No es un capricho. Es supervivencia pura.
Hace miles de años, en las heladas estepas de Siberia y las praderas abiertas de Europa, los lobos grises, ancestros directos de tu perro, enfrentaban un desafío mortal cada noche: encontrar refugio contra depredadores, viento cortante y temperaturas extremas.
Su solución fue brillante: excavar.
Con sus patas delanteras, raspaban la tierra creando depresiones poco profundas que funcionaban como termostatos naturales. En verano, removían la capa superior calentada por el sol para exponer tierra fresca debajo, reduciendo su temperatura corporal hasta 3°C. En invierno, el mismo hoyo actuaba como barrera contra el viento, conservando el calor corporal vital.

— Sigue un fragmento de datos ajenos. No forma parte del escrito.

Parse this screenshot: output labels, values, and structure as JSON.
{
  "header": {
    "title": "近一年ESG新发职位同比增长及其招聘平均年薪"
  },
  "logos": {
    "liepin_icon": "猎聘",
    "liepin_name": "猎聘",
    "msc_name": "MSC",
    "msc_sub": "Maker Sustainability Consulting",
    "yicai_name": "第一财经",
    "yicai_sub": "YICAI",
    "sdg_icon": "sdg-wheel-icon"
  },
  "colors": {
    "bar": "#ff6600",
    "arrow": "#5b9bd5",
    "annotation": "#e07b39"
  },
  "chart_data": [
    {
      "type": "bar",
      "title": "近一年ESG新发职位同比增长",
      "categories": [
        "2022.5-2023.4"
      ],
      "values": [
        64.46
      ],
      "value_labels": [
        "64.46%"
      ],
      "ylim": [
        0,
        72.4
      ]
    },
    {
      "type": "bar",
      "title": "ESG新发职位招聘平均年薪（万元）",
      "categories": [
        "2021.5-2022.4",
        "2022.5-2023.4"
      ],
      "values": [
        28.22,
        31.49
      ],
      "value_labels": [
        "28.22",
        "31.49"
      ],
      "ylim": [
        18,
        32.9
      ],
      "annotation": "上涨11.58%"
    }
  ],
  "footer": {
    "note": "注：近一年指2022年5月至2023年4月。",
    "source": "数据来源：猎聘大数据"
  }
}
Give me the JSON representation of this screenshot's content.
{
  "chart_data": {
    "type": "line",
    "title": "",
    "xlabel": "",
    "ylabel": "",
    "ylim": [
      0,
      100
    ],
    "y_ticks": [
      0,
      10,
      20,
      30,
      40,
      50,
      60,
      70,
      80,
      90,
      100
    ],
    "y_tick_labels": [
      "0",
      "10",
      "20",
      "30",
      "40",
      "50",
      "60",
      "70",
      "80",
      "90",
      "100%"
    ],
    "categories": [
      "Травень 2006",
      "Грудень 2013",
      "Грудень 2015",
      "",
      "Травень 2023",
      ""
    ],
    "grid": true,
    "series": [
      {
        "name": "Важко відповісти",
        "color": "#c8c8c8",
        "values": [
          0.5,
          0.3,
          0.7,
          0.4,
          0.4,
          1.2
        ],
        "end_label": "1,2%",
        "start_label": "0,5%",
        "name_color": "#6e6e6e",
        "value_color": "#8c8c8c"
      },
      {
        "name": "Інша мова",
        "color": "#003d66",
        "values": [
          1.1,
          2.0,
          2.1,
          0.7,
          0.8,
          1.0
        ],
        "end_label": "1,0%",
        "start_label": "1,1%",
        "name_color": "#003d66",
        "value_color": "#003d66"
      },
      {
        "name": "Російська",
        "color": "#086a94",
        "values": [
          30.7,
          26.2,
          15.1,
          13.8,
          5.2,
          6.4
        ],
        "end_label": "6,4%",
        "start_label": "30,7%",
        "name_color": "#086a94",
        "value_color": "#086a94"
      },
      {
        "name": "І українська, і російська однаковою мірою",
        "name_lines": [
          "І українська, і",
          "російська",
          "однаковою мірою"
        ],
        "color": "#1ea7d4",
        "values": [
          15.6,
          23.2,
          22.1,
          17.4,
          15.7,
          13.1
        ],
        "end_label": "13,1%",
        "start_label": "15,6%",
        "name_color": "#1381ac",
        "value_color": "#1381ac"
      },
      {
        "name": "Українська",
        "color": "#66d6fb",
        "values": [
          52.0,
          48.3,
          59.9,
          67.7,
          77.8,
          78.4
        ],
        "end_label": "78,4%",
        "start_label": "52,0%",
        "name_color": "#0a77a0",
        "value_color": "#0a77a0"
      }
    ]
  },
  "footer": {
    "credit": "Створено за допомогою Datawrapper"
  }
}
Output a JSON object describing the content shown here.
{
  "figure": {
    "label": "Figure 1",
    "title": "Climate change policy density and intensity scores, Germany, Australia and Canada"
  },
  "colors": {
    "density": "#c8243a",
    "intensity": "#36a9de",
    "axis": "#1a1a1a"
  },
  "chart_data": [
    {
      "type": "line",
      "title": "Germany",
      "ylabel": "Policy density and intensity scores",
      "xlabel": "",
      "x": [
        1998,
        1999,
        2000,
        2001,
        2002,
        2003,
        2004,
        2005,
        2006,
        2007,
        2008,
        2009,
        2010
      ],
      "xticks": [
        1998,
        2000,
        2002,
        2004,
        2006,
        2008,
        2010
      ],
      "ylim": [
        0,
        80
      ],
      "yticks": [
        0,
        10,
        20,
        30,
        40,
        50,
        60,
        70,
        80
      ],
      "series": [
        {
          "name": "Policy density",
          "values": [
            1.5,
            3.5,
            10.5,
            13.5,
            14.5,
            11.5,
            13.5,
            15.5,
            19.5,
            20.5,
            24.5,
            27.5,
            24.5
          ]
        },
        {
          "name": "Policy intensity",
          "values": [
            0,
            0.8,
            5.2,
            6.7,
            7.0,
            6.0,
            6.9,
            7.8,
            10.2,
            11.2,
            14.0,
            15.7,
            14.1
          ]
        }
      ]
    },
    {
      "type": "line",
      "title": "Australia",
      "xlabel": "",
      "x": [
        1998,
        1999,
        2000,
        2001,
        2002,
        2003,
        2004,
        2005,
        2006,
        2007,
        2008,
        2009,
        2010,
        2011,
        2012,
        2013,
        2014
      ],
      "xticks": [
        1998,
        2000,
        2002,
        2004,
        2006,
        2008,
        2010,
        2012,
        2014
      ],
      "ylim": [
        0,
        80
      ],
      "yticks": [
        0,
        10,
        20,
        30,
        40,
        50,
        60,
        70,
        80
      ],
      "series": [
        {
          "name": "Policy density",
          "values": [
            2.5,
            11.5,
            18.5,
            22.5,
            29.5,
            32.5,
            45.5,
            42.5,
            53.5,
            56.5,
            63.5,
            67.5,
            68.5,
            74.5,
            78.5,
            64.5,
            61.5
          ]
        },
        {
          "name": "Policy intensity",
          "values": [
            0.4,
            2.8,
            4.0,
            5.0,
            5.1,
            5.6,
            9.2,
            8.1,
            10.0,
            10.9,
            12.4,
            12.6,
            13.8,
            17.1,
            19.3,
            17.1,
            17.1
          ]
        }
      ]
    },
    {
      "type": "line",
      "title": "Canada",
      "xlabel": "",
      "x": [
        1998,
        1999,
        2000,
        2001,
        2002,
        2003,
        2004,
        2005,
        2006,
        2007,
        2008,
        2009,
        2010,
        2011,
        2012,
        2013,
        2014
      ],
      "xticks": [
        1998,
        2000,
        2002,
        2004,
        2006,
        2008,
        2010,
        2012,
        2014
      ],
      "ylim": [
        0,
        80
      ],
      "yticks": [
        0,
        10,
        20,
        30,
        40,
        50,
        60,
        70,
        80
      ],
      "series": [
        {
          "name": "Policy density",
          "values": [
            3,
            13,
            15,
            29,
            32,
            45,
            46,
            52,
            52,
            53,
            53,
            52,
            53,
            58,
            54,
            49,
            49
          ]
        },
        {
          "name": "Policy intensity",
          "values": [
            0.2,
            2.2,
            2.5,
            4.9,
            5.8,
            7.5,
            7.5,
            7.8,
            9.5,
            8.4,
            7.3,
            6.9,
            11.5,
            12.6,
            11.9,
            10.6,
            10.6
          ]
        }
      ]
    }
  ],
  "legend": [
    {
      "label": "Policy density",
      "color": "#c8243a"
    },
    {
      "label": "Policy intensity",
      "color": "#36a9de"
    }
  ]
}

Pero había más: al raspar y dar vueltas, también verificaban que no hubiera serpientes, escorpiones o insectos esperando bajo la vegetación. Un simple ritual podía significar la diferencia entre despertar ileso o enfrentar una amenaza mortal.
Hoy, 40,000 años después de la domesticación, tu perro sobre su cama ortopédica de espuma viscoelástica sigue ejecutando este antiguo protocolo de seguridad. Sus glándulas en las almohadillas incluso liberan feromonas mientras rasca, marcando territorialmente ese espacio como suyo.
El Dr. Stanley Coren, psicólogo canino, confirma que este comportamiento está tan profundamente arraigado en su ADN que es prácticamente automático: «Los perros retienen gran parte de su comportamiento ancestral, incluyendo la preparación del nido y la guarida.»
Así que cuando tu perro acomoda obsesivamente su cama por quinta vez, no lo está arruinando. Está honrando millones de años de evolución. Está preparando su guarida ancestral. Está, en esencia, siendo perfectamente perro.